It’s Thanksgiving Day in the US. There is so much to be thankful for out here in the middle of Texas, where all you hear is the cry of the hawk and the blam blam of someone trying to bag a deer (hope they missed).

I don’t think I’ve ever shown you one of the things I am most thankful for, and that’s our beautiful limestone that clads the ranch house.
The limestone is full of fossils of a sea creature from long ago, when the area around Cedar Park, Texas was an ocean. (Cedar Park and Round Rock both have very large limestone quarries.)

When we were selecting the stone for the house at Espinosa Stone, the man at the quarry showed us this pile that looked very different. He said it came from the Rattlesnake layer. Why was it called that? Because the sideways fossils do look very much like the rattle on a rattlesnake. Well, what could be more perfect for out here than that?
Each block is a different height, because they quarry it as thick as that layer is.

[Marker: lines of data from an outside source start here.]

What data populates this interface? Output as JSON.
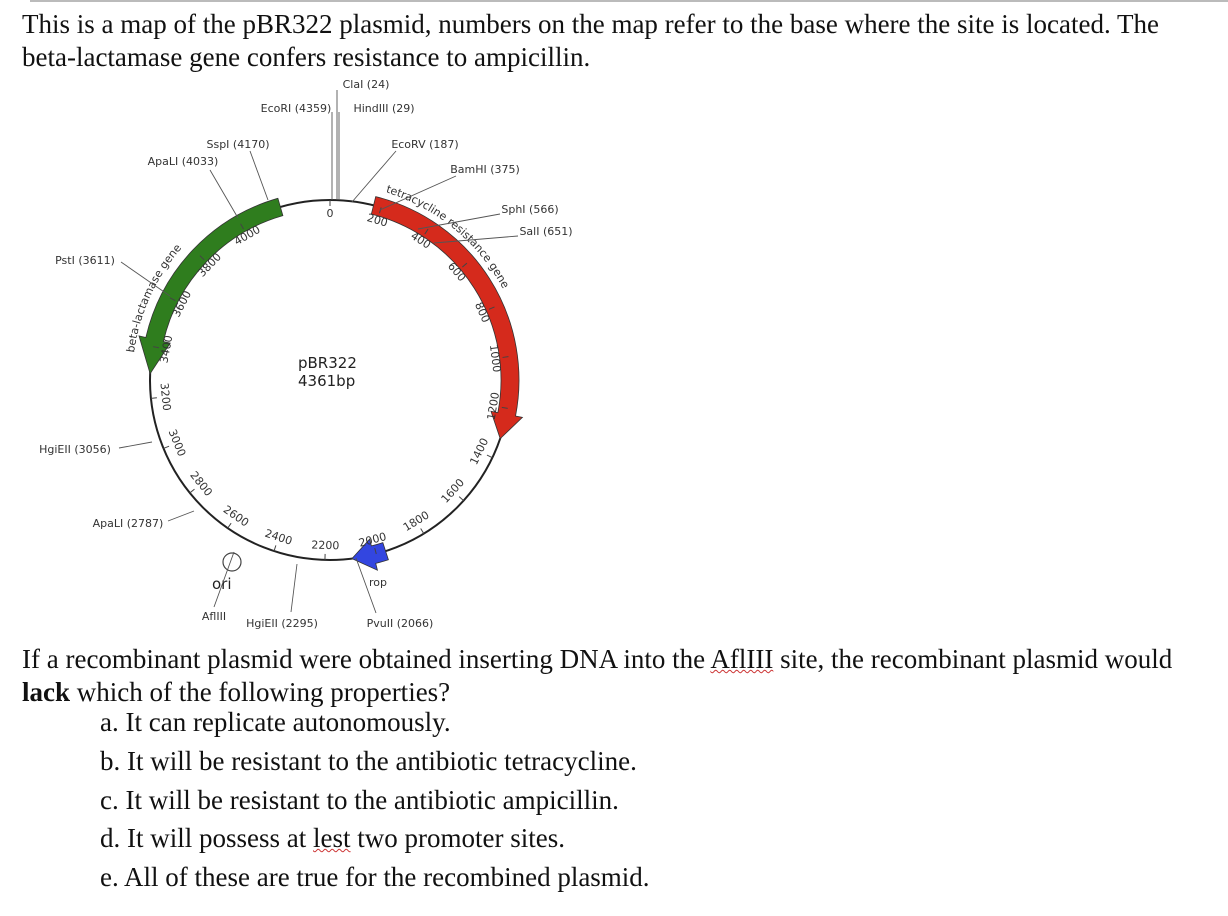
{
  "intro": "This is a map of the pBR322 plasmid, numbers on the map refer to the base where the site is located.  The beta-lactamase gene confers resistance to ampicillin.",
  "map": {
    "name": "pBR322",
    "size": "4361bp",
    "ticks": [
      0,
      200,
      400,
      600,
      800,
      1000,
      1200,
      1400,
      1600,
      1800,
      2000,
      2200,
      2400,
      2600,
      2800,
      3000,
      3200,
      3400,
      3600,
      3800,
      4000
    ],
    "sites": [
      "ClaI (24)",
      "EcoRI (4359)",
      "HindIII (29)",
      "EcoRV (187)",
      "BamHI (375)",
      "SphI (566)",
      "SalI (651)",
      "SspI (4170)",
      "ApaLI (4033)",
      "PstI (3611)",
      "HgiEII (3056)",
      "ApaLI (2787)",
      "AflIII",
      "HgiEII (2295)",
      "PvuII (2066)"
    ],
    "genes": {
      "bla": "beta-lactamase gene",
      "tet": "tetracycline resistance gene",
      "rop": "rop"
    },
    "ori": "ori"
  },
  "question": {
    "parts": [
      "If a recombinant plasmid were obtained inserting DNA into the ",
      "AflIII",
      " site, the recombinant plasmid would ",
      "lack",
      " which of the following properties?"
    ],
    "options": [
      [
        "a. It can replicate autonomously."
      ],
      [
        "b. It will be resistant to the antibiotic tetracycline."
      ],
      [
        "c. It will be resistant to the antibiotic ampicillin."
      ],
      [
        "d. It will possess at ",
        "lest",
        " two promoter sites."
      ],
      [
        "e. All of these are true for the recombined plasmid."
      ]
    ]
  }
}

That made for a lot of fun for the amazingly skilled craftsman who spent a couple of weeks making the outside of the Hermits’ Rest ranch house so beautiful.

Every time we sit on the porch and drink coffee, I enjoy the sun shining on the little fossils, all of whom are now quartz bits shining in the limestone base. Yep. Lots to be thankful for here.
I hope where you live there are pieces of natural beauty to astound you and inspire gratitude for the world we live in.